The Third Something

155 / Have No Idols

Treat famous people like cats please.

Who are your idols?

Martin, Cologne, Germany

Do you want to be famous one day?

Valerie, Dublin, Ireland

🌟

Dear Valerie and Martin,

I admire many people, or maybe I should say I admire the work of many people. There are books, films, albums that I believe are sublime and I am fascinated by the process by which these works were brought forth. And am bursting with admiration for any artist (big or small) who simply shows up every single day.

But I idolise no-one.

I don’t buy merch, I don’t follow the minutiae of gossip about this or that celebrity or fantasise about meeting a famous face. My policy, on the rare occasions I find myself in the presence of a public figure, is the same as my policy for cats: ignore them, if at all possible.

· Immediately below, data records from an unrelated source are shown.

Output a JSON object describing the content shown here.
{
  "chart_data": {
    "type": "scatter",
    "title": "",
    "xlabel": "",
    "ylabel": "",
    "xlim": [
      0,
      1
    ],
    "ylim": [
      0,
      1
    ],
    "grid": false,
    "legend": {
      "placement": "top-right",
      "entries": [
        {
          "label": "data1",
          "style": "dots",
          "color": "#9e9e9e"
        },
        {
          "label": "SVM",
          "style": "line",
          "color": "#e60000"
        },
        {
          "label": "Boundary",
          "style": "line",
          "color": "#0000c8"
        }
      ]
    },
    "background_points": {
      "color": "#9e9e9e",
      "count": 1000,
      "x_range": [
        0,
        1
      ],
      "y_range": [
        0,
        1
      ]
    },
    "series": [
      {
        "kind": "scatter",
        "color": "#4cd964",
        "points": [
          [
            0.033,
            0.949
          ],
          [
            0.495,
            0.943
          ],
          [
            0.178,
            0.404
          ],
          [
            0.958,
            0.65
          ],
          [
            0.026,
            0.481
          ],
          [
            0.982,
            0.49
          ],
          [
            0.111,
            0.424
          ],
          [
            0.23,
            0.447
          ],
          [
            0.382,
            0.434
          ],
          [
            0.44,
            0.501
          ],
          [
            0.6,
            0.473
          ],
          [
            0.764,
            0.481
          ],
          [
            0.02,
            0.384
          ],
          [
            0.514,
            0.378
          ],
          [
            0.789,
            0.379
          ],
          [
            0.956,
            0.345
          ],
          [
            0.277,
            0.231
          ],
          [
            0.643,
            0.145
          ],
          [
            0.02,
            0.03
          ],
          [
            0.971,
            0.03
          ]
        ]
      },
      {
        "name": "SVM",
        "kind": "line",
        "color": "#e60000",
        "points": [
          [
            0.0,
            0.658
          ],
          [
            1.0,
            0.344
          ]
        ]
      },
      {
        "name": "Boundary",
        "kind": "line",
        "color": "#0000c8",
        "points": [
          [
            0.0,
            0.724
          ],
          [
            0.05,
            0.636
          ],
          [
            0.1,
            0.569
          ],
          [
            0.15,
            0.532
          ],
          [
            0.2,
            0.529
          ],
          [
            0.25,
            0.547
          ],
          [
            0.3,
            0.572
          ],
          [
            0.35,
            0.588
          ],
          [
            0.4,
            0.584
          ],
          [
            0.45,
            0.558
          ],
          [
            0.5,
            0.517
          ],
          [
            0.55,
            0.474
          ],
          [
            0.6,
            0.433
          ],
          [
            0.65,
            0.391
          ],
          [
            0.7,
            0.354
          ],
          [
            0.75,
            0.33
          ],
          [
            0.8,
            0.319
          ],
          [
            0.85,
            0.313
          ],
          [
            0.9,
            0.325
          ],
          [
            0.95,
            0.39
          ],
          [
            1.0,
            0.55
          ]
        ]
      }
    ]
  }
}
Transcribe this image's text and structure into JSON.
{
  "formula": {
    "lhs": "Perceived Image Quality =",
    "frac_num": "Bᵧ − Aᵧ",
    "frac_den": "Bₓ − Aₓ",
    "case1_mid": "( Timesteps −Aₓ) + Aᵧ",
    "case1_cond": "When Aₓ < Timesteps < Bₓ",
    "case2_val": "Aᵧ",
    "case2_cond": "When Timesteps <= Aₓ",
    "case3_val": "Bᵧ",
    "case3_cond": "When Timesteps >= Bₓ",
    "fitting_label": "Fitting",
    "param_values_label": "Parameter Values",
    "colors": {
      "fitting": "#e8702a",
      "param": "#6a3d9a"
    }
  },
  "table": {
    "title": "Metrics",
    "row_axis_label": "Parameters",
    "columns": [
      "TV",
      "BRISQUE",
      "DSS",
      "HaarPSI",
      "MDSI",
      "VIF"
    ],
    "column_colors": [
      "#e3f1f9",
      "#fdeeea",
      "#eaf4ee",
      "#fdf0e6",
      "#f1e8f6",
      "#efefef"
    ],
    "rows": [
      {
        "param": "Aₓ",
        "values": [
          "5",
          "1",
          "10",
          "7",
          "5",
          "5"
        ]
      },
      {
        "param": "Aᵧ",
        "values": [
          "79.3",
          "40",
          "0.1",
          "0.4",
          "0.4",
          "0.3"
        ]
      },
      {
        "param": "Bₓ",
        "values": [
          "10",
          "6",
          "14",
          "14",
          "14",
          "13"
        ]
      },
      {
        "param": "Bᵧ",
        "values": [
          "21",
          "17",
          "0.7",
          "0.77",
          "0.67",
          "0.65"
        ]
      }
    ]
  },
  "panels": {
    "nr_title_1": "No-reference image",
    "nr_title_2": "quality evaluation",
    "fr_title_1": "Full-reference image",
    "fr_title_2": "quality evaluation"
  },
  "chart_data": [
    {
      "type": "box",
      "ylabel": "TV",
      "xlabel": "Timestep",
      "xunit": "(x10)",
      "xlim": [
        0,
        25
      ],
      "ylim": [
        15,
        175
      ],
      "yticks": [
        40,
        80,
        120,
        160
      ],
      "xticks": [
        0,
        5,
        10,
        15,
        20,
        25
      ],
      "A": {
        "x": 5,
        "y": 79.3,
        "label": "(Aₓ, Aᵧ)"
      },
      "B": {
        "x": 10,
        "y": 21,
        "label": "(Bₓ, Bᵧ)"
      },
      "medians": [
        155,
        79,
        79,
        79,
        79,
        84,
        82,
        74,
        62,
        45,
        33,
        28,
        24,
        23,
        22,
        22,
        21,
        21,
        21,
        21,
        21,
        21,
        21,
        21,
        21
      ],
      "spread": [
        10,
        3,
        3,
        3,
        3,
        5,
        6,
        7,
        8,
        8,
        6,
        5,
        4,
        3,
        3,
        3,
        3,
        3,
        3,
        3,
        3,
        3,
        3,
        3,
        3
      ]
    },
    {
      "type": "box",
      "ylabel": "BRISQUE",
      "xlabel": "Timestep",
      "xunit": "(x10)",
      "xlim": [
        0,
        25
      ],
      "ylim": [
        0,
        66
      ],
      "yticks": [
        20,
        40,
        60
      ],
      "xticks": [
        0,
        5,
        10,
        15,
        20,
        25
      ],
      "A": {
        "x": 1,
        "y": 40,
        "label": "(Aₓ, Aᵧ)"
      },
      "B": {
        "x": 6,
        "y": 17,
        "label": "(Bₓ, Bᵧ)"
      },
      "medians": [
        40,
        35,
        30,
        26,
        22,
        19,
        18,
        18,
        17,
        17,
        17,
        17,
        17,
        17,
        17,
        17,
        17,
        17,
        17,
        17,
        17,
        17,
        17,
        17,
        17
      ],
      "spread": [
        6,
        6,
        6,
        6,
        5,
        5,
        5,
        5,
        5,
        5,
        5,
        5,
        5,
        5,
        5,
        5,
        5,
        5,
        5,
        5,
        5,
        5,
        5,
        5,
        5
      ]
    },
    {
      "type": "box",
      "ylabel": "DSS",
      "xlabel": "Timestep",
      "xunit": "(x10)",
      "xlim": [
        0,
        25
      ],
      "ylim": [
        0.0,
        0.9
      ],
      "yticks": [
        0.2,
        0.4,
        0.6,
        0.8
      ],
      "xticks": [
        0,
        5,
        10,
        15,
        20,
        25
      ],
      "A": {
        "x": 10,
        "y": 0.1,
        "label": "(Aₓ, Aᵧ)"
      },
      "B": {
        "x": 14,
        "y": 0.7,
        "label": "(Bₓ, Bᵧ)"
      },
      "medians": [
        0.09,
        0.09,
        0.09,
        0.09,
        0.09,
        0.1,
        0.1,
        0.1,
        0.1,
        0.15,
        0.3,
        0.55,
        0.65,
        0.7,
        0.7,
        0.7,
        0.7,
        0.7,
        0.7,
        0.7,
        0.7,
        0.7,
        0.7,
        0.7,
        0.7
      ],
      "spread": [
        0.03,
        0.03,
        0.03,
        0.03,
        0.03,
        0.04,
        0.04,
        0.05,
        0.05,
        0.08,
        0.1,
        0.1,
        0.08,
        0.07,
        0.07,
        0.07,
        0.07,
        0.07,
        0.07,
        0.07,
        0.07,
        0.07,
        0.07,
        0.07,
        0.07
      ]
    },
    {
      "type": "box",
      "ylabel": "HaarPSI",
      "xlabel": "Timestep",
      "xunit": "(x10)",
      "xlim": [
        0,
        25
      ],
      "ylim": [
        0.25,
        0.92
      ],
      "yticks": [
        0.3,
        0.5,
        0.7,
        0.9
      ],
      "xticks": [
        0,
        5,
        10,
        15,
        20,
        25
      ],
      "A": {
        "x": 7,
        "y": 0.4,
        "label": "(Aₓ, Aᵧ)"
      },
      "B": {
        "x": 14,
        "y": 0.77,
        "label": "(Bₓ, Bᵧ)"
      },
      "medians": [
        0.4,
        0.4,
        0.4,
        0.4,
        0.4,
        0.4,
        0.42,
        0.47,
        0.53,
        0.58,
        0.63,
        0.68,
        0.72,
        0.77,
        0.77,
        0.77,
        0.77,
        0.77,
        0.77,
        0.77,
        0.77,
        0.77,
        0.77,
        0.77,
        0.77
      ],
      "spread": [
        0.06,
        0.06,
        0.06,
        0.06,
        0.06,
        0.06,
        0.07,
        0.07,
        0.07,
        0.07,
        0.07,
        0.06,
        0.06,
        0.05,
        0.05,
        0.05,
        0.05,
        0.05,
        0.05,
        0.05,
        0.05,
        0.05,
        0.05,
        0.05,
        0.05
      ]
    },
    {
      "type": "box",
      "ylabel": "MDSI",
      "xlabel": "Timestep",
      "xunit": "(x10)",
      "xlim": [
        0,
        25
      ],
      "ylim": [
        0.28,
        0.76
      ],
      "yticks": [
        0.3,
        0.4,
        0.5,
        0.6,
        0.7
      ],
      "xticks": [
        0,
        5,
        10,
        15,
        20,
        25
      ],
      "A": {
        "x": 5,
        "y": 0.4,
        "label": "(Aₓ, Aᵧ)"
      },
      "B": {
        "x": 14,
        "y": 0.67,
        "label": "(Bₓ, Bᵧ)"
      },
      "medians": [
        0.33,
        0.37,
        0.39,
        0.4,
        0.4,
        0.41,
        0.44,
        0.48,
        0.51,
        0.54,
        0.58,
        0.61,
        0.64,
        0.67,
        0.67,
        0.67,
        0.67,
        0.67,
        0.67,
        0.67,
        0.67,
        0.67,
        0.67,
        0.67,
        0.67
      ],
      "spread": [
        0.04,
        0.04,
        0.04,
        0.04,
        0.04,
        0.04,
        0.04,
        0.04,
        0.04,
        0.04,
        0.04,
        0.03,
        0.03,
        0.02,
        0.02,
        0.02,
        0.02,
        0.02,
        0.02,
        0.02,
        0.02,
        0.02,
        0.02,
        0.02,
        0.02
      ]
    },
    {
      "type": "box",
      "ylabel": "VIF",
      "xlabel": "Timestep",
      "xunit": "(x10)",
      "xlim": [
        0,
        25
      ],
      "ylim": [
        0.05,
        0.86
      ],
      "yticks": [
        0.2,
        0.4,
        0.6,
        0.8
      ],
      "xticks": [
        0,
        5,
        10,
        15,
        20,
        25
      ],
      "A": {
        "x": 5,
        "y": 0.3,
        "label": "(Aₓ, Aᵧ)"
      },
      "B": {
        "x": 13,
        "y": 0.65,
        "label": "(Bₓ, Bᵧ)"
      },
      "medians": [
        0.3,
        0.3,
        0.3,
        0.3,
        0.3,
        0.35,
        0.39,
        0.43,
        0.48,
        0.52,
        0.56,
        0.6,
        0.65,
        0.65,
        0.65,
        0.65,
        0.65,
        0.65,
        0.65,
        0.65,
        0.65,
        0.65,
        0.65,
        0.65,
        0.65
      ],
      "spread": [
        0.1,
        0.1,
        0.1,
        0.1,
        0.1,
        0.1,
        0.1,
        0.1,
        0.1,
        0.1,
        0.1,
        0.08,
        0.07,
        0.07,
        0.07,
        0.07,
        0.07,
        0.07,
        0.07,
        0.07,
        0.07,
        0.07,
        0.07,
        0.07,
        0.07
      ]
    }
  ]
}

While admiration is healthy, idolising another person, famous or otherwise, requires excessive devotion: in time, energy and spirit. It is an act of cleaving your own creative fire and handing it to someone else who, frankly, doesn’t need it. It is draining water from your own cup to top up a luxury swimming pool.

So I ask this: What if you kept that energy for yourself? What if you were as devoted to your own expression as you are to someone else’s? Your creative voice is — and please believe this — equal in every way to David Bowie’s, or Taylor Swift’s or Sally Rooney’s.

I know that the creative industry, existing as it does under faulty capitalism, requires people to obsess enough to buy tickets and products, it allows many artists to keep going; and of course fan art is a wonderful and satisfying creative outlet for many people.

But still, I can’t help but wonder: What if die hard fans put the same devotion into their own soul’s unique creative expression?

Idolatry corrupts

Almost without exception, your idol will let you down — because fame is no good for the famous.

Again, once admiration transforms into idolatry, it corrupts the idol. Being told you are an outstanding genius for years or decades does bad things to your brain. First to go is your humility and then you’re on a downhill slope that ends with revelations in Rolling Stone.

Valerie, your question came with some very generous compliments about me and my work which I haven’t included. Thank you, but please let me use this opportunity to gently reject your devotion.

I pour it from my cup back into yours.